Return log density or probability.

lower.tail

logical; if TRUE (default), probabilities are P(Xx)P(X \le x), otherwise, P(X>x)P(X > x).

offseth

Constant to be added to the hazard, e.g. representing a "background" risk of death from causes other than the cause of interest.

p

Vector of probabilities.

n

Number of random numbers to simulate.

disc_rate

Discounting rate used to calculate the discounted mean or restricted mean survival time, using an exponential discounting function.

Details

This distribution is defined as follows.

  • Between time 0 and wane_period[1], the "treated" hazard is used, as defined by an M-spline with intercept alpha1.

  • Between wane_period[1] and wane_period[2], the log hazard is defined by linear interpolation. The waning period is divided into a number of discrete pieces in which the hazard is assumed to be constant, defined by the hazard at the start of the piece.

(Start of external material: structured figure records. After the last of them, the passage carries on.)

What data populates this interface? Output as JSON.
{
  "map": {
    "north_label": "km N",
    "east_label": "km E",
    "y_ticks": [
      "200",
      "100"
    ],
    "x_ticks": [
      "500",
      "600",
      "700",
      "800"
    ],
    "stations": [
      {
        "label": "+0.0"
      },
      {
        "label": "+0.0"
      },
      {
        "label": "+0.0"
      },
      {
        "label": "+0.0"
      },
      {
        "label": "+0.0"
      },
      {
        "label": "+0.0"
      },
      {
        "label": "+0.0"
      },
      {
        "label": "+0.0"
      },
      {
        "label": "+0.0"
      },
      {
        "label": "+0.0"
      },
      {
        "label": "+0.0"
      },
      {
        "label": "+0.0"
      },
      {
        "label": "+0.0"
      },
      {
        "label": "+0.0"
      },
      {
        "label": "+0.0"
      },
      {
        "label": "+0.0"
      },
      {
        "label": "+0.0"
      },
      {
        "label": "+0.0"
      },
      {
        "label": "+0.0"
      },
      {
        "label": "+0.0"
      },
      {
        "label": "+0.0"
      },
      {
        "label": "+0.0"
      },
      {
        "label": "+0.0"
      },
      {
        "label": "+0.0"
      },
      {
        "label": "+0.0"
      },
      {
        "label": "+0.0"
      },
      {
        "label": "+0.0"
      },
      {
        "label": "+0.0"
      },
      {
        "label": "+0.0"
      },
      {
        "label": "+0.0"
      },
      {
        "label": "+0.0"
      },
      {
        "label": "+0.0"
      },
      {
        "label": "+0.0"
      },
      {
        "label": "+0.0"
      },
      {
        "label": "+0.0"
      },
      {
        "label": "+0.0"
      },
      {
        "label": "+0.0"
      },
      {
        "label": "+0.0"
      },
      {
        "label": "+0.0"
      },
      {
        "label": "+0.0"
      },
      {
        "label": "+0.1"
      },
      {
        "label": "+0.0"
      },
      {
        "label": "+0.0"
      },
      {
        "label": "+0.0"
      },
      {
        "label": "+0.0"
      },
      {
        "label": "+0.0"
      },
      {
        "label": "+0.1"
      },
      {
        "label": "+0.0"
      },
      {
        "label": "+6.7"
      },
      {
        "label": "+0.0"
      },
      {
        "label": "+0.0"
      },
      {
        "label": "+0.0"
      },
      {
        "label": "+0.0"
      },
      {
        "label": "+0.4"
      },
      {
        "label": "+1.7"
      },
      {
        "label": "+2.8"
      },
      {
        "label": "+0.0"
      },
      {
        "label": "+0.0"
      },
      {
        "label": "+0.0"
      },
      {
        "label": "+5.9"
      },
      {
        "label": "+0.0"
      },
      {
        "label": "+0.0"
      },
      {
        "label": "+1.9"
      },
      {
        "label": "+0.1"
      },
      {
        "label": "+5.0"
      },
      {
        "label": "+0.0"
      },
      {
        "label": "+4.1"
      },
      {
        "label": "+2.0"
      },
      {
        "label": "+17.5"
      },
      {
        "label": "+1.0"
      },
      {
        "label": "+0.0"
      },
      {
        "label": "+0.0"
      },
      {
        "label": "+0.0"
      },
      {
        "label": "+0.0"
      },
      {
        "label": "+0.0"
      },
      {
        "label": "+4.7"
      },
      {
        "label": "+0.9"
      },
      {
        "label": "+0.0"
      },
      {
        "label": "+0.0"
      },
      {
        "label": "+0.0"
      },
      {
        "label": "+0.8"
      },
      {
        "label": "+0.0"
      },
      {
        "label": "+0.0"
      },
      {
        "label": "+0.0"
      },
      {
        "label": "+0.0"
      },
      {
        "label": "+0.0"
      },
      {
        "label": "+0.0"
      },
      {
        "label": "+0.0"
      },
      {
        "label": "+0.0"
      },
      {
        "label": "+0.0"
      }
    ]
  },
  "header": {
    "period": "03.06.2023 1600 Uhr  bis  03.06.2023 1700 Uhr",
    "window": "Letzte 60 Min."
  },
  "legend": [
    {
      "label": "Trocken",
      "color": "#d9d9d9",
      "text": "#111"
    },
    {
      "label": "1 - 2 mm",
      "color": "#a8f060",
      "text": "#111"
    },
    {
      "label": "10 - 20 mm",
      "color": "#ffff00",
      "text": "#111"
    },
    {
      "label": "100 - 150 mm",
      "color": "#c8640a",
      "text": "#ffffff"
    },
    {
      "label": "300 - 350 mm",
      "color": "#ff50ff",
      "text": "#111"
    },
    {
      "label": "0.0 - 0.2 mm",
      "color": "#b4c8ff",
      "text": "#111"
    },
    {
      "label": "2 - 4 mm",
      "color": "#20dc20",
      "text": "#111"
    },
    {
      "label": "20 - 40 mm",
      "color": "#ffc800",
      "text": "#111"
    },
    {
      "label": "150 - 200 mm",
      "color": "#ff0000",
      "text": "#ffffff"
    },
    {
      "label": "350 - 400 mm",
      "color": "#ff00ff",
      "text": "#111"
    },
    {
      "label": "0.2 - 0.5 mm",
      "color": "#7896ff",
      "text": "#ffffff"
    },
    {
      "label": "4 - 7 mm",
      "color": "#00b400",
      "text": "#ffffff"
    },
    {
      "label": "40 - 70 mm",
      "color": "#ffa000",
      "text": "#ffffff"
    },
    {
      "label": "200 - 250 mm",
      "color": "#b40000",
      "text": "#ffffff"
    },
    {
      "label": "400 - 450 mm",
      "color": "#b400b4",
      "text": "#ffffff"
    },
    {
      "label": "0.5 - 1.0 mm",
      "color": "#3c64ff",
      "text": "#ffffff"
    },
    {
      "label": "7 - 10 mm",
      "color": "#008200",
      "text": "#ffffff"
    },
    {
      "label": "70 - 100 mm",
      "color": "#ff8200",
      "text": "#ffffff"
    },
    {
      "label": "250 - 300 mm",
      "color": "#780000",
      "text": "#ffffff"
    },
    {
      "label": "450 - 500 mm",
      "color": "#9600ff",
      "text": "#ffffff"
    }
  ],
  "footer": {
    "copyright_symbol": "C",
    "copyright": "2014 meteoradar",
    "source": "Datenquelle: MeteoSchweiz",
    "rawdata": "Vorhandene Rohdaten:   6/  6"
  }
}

These hazard values are obtained from the spline model, using an intercept parameter alpha (log scale parameter) defined by linearly interpolating between alpha1 and alpha0 over the waning period. The cumulative hazard at any time can then be deduced by adding up contributions on each piece.

  • After wane_period[2], the "untreated" hazard is used, as defined by an M-spline with intercept alpha0.

See the methods vignette for more details and examples.

This can be used to predict the hazard of a person treated with a treatment whose short-term effect is estimated from shorter-term data, but we wish to extrapolate this model over a longer period where the effect is assumed to diminish.

This may not work if the hazard is zero or infinite at any point in the waning period (thus the log hazard is indeterminate). This might typically happen at time 0.

Value

psurvmspline_wane gives the CDF, Hsurvmspline_wane gives the cumulative hazard, hsurvmspline_wane gives the hazard, dsurvmspline_wane gives the PDF, qsurvmspline_wane gives the quantiles, and rsurvmspline_wane generates random numbers from the distribution.